Riceviamo e con grande piacere e gratitudine pubblichiamo:
Da Porta Pia a via Rasella: strade del dialogo
Francesco Antonio Grana
Domenica i manuali di storia si arricchiranno di una pagina importante.
Benedetto XVI visiterà il Sacrario delle Fosse Ardeatine, 67 anni dopo il massacro di 335 civili e militari italiani compiuto il 24 marzo 1944 dalle truppe tedesche, in rappresaglia per l’attentato subito il giorno prima in via Rasella.

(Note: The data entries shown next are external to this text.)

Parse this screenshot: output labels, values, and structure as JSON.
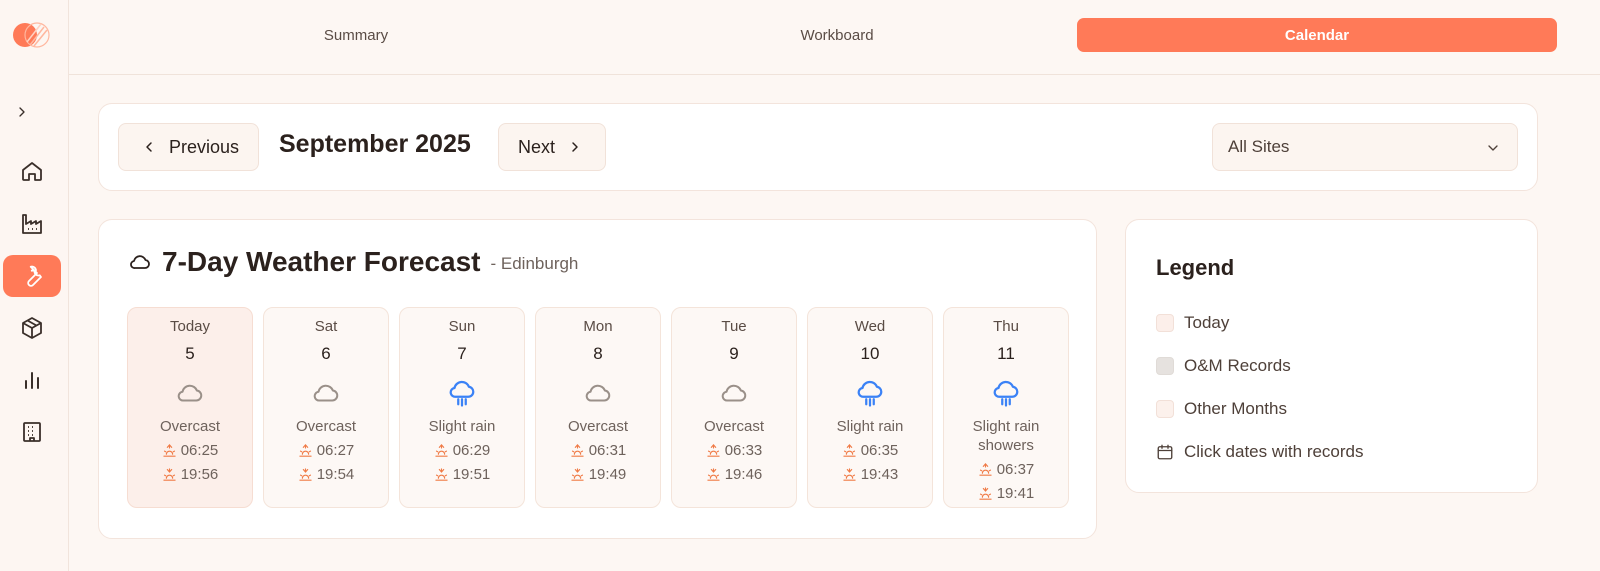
{
  "tabs": [
    "Summary",
    "Workboard",
    "Calendar"
  ],
  "active_tab": "Calendar",
  "sidebar": {
    "icons": [
      "expand-chevron-icon",
      "home-icon",
      "factory-icon",
      "wrench-icon",
      "box-icon",
      "bar-chart-icon",
      "building-icon"
    ],
    "active": "wrench-icon"
  },
  "month_nav": {
    "previous_label": "Previous",
    "next_label": "Next",
    "title": "September 2025"
  },
  "site_filter": {
    "value": "All Sites"
  },
  "forecast": {
    "title": "7-Day Weather Forecast",
    "location": "- Edinburgh",
    "days": [
      {
        "name": "Today",
        "date": "5",
        "condition": "Overcast",
        "icon": "cloud-icon",
        "sunrise": "06:25",
        "sunset": "19:56"
      },
      {
        "name": "Sat",
        "date": "6",
        "condition": "Overcast",
        "icon": "cloud-icon",
        "sunrise": "06:27",
        "sunset": "19:54"
      },
      {
        "name": "Sun",
        "date": "7",
        "condition": "Slight rain",
        "icon": "rain-icon",
        "sunrise": "06:29",
        "sunset": "19:51"
      },
      {
        "name": "Mon",
        "date": "8",
        "condition": "Overcast",
        "icon": "cloud-icon",
        "sunrise": "06:31",
        "sunset": "19:49"
      },
      {
        "name": "Tue",
        "date": "9",
        "condition": "Overcast",
        "icon": "cloud-icon",
        "sunrise": "06:33",
        "sunset": "19:46"
      },
      {
        "name": "Wed",
        "date": "10",
        "condition": "Slight rain",
        "icon": "rain-icon",
        "sunrise": "06:35",
        "sunset": "19:43"
      },
      {
        "name": "Thu",
        "date": "11",
        "condition": "Slight rain showers",
        "icon": "rain-icon",
        "sunrise": "06:37",
        "sunset": "19:41"
      }
    ]
  },
  "legend": {
    "title": "Legend",
    "items": [
      {
        "label": "Today",
        "color": "#fcefea"
      },
      {
        "label": "O&M Records",
        "color": "#e6e2df"
      },
      {
        "label": "Other Months",
        "color": "#fcf1ec"
      },
      {
        "label": "Click dates with records",
        "icon": "calendar-icon"
      }
    ]
  },
  "colors": {
    "accent": "#ff7a58",
    "rain_icon": "#3b82f6",
    "cloud_icon": "#9a9089",
    "sun_icon": "#f07a45"
  }
}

Quella di Ratzinger sarà la terza visita di un pontefice alle Fosse Ardeatine, dopo quelle di Paolo VI, il 12 settembre 1965, e di Giovanni Paolo II, il 12 marzo 1982. Un gesto che si ricollega alla visita del Papa al campo di concentramento di Auschwitz, durante il suo viaggio in Polonia nel maggio del 2006, quando condannò duramente il nazismo.
“Prendere la parola in questo luogo di orrore, di accumulo di crimini contro Dio e contro l’uomo che non ha confronti nella storia, è quasi impossibile, ed è particolarmente difficile e opprimente per un cristiano, per un Papa che proviene dalla Germania”, disse in quell’occasione. “In un luogo come questo – proseguì Benedetto XVI – vengono meno le parole, in fondo può restare soltanto uno sbigottito silenzio. Un silenzio che è un interiore grido verso Dio: perché, Signore, hai taciuto? Perché hai potuto tollerare tutto questo?”.

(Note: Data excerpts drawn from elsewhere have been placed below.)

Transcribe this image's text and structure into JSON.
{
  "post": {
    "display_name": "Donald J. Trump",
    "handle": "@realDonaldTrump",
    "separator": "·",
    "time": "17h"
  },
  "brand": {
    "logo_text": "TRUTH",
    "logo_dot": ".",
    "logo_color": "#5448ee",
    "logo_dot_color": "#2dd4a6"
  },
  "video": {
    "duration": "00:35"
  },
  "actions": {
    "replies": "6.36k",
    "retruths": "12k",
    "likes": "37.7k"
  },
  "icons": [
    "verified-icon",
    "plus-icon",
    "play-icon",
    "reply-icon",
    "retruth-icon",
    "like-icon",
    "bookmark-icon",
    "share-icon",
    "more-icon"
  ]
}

Non è un caso che questa visita del Papa alle Fosse Ardeatine avviene nel 150° anniversario dell’Unità d’Italia.
Il presidente della Repubblica, Giorgio Napolitano, aveva chiesto a Benedetto XVI di unirsi alle celebrazioni e il Papa ha accolto l’invito inviando al capo dello Stato un messaggio in occasione di questo storico anniversario.
“Il cristianesimo – scrive Ratzinger a Napolitano – ha contribuito in maniera fondamentale alla costruzione dell’identità italiana attraverso l’opera della Chiesa, delle sue istituzioni educative e assistenziali, fissando modelli di comportamento, configurazioni istituzionali, rapporti sociali; ma anche mediante una ricchissima attività artistica”. Da Dante a Petrarca, da Giotto a Michelangelo, da Raffaello a Caravaggio, da san Francesco d’Assisi a santa Caterina da Siena, da Vincenzo Gioberti a Massimo d’Azeglio, da Alessandro Manzoni a san Giovanni Bosco, da Aldo Moro a Vittorio Bachelet. Sono solo alcuni nomi di una filiera di grandi uomini e donne che, nei secoli, hanno dato un apporto fondamentale alla formazione dell’identità italiana e che Benedetto XVI ha scelto di ricordare nel suo messaggio.
Significativo, come egli sottolinea, è anche il fatto che l’Italia ha la singolarità di ospitare la sede del successore di Pietro. Da qui il Papa ricorda tutti i problemi politici che derivarono quando, il 20 settembre 1870, con la breccia di Porta Pia, Roma fu annessa al Regno d’Italia e fu così decretata la fine dello Stato Pontificio e del potere temporale dei papi. “Per ragioni storiche, culturali e politiche complesse – scrive Ratzinger a Napolitano – il Risorgimento è passato come un moto contrario alla Chiesa, al cattolicesimo, talora anche alla religione in generale.
Senza negare – prosegue il Papa – il ruolo di tradizioni di pensiero diverse, alcune marcate da venature giurisdizionaliste o laiciste, non si può sottacere l’apporto di pensiero – e talora di azione – dei cattolici alla formazione dello Stato unitario”. Benedetto XVI ripercorre le diverse tappe del conflitto tra Stato Chiesa, che è passato alla storia con il nome di “Questione Romana”, suscitando di conseguenza l’aspettativa di una formale “Conciliazione”, avvenuta l’11 febbraio 1929 con la firma dei Patti lateranensi, riconosciuti costituzionalmente nell’articolo 7 della Carta del 1948, e rivisti e approvati il 18 febbraio 1984.
Nessun conflitto, però, come sottolinea il Papa, si verificò nel corpo sociale, segnato da una profonda amicizia tra la comunità civile e quella ecclesiale. Come ha scritto Giovanni Maria Vian sulle colonne de L’Osservatore Romano, “senza la tradizione cristiana, e in particolare senza la tradizione cattolica e senza il papato, l’Italia non sarebbe ciò che è stata e ciò che è oggi”.